What to Tell Your Physician

To aid in proper diagnosis and the selection of appropriate therapy, let your doctor know of any facial signs and symptoms that may not be visually evident or present at the time of your office visit.

New standard care options stress communication.1

If you experience significant flushing, try to identify when and how this occurs. Also be sure to tell your doctor if you have had long-term extensive sun exposure in your job or lifestyle, as this may lead to redness and visible blood vessels from photodamage rather than rosacea.

In some patients, rosacea also affects the eyes, and it may be especially important to note any eye discomfort you experience, such as irritation, burning or stinging, or if your eyes tend to be watery or bloodshot. Although eye symptoms are often mild, in more severe cases they may require treatment by an eye specialist.

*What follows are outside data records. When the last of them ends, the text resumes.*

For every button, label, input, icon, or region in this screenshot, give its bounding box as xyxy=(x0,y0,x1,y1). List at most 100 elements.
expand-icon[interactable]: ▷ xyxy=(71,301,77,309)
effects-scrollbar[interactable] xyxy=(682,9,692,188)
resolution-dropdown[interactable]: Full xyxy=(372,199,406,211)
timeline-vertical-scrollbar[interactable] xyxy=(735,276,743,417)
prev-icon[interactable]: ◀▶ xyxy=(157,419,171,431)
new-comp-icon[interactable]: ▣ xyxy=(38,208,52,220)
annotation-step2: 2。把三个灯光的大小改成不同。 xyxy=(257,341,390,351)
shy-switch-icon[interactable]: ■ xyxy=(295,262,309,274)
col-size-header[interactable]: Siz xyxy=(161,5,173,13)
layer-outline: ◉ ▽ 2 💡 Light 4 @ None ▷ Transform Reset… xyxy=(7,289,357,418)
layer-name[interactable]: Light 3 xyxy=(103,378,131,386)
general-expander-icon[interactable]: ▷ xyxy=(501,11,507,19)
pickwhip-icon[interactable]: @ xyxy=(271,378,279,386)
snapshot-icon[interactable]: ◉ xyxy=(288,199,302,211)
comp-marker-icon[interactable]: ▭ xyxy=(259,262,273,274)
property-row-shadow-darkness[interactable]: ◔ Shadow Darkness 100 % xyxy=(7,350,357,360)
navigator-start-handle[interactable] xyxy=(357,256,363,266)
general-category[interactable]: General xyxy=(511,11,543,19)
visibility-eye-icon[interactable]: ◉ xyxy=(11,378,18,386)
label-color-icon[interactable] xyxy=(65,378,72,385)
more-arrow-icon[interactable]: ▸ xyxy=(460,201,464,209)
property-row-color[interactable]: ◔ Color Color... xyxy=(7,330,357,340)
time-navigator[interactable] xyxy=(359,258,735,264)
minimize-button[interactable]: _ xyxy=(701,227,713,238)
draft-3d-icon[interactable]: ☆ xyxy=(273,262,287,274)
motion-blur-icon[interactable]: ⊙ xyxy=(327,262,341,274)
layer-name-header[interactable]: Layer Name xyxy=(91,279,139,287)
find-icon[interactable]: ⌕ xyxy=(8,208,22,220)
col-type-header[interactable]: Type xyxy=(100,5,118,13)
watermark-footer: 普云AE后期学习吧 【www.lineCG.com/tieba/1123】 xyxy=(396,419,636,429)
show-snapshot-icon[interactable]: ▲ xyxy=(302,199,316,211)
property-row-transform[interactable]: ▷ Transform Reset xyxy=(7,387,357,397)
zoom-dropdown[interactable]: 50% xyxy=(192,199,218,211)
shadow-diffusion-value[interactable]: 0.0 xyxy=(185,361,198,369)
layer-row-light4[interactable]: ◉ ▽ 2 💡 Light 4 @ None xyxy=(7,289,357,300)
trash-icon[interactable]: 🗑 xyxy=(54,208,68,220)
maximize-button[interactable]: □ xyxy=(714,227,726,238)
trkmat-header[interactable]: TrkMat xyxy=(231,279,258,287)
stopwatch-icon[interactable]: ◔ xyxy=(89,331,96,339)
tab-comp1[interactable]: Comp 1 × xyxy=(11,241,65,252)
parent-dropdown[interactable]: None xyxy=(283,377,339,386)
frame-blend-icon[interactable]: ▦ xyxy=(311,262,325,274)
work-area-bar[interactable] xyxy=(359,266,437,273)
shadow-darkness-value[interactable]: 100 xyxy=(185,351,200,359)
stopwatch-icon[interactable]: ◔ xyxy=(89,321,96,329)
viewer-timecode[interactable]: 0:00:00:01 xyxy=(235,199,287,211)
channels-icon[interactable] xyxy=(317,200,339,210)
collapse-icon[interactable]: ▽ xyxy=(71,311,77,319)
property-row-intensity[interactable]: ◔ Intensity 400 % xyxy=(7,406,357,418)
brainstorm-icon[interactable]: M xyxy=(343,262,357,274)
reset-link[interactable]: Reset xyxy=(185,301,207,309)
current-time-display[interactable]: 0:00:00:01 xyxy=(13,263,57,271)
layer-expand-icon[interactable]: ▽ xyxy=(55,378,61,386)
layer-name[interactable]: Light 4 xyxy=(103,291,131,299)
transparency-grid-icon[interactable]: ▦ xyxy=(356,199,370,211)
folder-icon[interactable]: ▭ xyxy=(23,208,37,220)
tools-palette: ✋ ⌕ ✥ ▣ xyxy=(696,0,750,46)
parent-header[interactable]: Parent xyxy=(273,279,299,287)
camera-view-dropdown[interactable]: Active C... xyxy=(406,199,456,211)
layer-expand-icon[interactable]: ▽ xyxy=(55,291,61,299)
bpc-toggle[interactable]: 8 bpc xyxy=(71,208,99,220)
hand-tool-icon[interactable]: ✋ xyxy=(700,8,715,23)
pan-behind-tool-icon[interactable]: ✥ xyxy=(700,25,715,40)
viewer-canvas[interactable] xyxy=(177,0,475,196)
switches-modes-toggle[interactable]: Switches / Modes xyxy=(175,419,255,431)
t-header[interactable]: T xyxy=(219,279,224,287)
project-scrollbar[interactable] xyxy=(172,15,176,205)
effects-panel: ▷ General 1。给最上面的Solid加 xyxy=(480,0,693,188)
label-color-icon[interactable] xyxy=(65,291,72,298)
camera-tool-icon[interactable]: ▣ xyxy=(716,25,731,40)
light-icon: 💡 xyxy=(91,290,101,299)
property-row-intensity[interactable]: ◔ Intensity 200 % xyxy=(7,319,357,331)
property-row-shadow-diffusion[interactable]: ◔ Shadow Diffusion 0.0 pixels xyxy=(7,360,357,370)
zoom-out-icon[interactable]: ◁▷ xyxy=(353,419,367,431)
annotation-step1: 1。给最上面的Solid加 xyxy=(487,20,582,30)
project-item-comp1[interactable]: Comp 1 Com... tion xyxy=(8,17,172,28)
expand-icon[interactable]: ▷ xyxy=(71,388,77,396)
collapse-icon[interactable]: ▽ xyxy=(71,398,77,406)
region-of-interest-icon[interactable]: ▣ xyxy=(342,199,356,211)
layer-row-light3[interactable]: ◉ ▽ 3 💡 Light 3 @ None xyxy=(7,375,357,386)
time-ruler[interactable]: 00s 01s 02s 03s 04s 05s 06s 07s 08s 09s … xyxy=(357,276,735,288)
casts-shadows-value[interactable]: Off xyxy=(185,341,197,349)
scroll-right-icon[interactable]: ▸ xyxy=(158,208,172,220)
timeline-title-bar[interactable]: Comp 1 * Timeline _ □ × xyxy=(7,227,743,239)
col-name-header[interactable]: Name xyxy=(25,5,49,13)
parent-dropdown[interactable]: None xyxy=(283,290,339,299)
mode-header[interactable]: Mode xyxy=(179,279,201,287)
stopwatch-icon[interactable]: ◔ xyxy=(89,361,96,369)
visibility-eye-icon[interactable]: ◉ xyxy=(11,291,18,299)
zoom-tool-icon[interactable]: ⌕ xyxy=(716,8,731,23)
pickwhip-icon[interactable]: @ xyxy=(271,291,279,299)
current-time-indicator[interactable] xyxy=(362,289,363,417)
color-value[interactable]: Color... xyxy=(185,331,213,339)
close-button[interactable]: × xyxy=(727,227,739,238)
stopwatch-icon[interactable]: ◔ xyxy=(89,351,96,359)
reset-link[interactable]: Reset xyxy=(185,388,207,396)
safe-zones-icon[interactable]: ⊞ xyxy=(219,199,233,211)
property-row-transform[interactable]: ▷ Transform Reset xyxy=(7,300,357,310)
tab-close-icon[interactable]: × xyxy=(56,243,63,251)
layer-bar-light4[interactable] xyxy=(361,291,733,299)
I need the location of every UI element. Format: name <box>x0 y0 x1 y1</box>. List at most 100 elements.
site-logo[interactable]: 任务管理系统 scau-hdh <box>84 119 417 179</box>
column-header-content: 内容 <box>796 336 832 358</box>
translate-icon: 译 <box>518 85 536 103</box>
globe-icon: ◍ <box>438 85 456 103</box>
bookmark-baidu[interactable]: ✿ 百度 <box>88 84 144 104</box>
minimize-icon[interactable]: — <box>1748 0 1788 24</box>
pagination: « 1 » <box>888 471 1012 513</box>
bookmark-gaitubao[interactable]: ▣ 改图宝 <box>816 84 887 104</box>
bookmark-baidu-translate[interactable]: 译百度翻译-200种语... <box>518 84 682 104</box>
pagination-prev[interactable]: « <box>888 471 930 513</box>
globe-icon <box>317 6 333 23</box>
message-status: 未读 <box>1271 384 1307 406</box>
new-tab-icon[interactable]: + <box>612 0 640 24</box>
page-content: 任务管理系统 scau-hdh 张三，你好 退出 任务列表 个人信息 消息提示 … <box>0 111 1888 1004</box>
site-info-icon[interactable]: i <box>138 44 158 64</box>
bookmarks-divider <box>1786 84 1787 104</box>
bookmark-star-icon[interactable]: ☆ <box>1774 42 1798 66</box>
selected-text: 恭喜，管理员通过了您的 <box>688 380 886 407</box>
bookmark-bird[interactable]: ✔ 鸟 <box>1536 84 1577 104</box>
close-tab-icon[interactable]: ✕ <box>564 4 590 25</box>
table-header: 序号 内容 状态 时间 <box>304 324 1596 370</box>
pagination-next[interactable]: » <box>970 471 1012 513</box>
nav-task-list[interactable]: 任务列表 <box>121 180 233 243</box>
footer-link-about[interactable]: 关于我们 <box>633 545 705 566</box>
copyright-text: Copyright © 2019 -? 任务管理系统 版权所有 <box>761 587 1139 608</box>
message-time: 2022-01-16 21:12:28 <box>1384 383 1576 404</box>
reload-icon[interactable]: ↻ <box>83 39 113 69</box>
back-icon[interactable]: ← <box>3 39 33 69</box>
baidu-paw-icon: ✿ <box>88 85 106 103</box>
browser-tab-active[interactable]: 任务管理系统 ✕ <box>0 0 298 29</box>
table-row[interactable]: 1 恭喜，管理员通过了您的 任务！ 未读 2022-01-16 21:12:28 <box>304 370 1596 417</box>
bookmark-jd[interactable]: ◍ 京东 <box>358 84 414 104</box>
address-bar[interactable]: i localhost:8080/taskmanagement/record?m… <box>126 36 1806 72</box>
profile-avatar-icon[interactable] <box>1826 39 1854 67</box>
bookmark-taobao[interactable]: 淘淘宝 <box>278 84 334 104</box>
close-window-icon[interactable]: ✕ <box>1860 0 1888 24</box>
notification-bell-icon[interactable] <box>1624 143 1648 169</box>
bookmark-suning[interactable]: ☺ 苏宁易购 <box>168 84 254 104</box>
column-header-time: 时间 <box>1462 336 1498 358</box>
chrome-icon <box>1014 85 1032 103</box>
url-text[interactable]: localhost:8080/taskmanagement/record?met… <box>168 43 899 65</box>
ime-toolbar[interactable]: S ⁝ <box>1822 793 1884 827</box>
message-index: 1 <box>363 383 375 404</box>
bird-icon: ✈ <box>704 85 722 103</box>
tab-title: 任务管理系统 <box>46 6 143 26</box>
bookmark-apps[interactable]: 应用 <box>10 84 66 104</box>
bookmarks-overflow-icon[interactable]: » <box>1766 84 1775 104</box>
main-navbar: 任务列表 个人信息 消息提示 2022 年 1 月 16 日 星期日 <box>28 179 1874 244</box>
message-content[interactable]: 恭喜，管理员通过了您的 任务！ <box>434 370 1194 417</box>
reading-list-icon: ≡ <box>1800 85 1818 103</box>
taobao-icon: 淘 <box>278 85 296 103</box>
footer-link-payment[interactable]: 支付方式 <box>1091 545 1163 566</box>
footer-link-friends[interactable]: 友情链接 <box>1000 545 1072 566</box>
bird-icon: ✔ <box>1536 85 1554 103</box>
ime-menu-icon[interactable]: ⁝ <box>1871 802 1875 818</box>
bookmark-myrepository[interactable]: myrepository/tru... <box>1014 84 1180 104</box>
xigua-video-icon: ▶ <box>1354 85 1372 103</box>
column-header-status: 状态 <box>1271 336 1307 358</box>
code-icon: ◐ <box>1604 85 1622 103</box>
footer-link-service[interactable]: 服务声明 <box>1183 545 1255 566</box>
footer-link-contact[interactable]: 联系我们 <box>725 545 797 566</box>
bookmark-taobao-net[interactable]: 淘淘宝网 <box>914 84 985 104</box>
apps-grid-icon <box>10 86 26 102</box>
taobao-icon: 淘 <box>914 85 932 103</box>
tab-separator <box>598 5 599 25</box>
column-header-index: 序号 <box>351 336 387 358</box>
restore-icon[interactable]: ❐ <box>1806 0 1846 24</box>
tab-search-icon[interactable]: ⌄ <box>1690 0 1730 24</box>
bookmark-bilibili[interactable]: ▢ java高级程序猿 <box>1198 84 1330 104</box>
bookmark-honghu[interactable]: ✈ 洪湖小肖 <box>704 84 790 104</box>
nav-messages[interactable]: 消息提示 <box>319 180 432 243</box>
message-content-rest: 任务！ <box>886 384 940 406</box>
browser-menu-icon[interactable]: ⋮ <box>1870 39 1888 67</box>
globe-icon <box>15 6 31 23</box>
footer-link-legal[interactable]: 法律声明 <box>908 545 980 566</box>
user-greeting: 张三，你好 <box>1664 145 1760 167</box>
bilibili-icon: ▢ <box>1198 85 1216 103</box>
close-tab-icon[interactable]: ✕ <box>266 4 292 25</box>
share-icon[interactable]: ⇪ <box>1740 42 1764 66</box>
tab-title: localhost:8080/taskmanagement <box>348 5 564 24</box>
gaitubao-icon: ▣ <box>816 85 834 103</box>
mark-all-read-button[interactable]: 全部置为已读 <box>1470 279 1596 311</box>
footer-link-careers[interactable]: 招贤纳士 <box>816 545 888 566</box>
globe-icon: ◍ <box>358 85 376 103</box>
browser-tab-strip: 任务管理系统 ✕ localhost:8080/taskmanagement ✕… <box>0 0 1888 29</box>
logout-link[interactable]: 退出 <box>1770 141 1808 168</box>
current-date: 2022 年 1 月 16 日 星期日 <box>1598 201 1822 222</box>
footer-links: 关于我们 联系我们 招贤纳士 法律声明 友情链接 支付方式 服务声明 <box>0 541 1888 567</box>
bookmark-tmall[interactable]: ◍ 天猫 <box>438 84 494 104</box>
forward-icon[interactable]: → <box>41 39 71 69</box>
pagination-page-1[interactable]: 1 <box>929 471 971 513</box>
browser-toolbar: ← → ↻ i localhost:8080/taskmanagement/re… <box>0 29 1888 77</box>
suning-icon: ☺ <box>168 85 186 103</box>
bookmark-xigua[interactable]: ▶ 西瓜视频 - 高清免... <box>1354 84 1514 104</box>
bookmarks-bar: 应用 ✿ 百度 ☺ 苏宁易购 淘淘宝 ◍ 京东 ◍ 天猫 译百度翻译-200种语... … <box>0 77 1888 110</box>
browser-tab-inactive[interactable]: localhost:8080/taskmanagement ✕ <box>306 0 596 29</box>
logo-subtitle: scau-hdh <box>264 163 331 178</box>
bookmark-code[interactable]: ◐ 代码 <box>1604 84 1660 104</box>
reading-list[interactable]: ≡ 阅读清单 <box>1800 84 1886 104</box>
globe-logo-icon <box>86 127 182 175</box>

Also let your doctor know about any facial burning, stinging, itching, tightening or swelling, as these factors may then be addressed in tailoring treatment to your individual case. In addition, because of its effect on personal appearance, remember to be frank about the impact rosacea has on your professional or social life, as well as your emotional well-being, in order to help determine the appropriate level of care.

Although the cause of rosacea is unknown, several possibilities are currently being studied, including flushing, inflammatory pathways and Demodex mites. At the same time, a growing range of medical therapies are now available so your doctor can tailor treatment to address the signs and symptoms in your individual case.


1. Odom R, Dahl M, Dover J, Draelos Z, Drake L, Macsai M, Powell F, Thiboutot D, Webster GF, Wilkin J. Standard management options for rosacea, part 1: Overview and broad spectrum of care. Cutis 2009;84:43-47.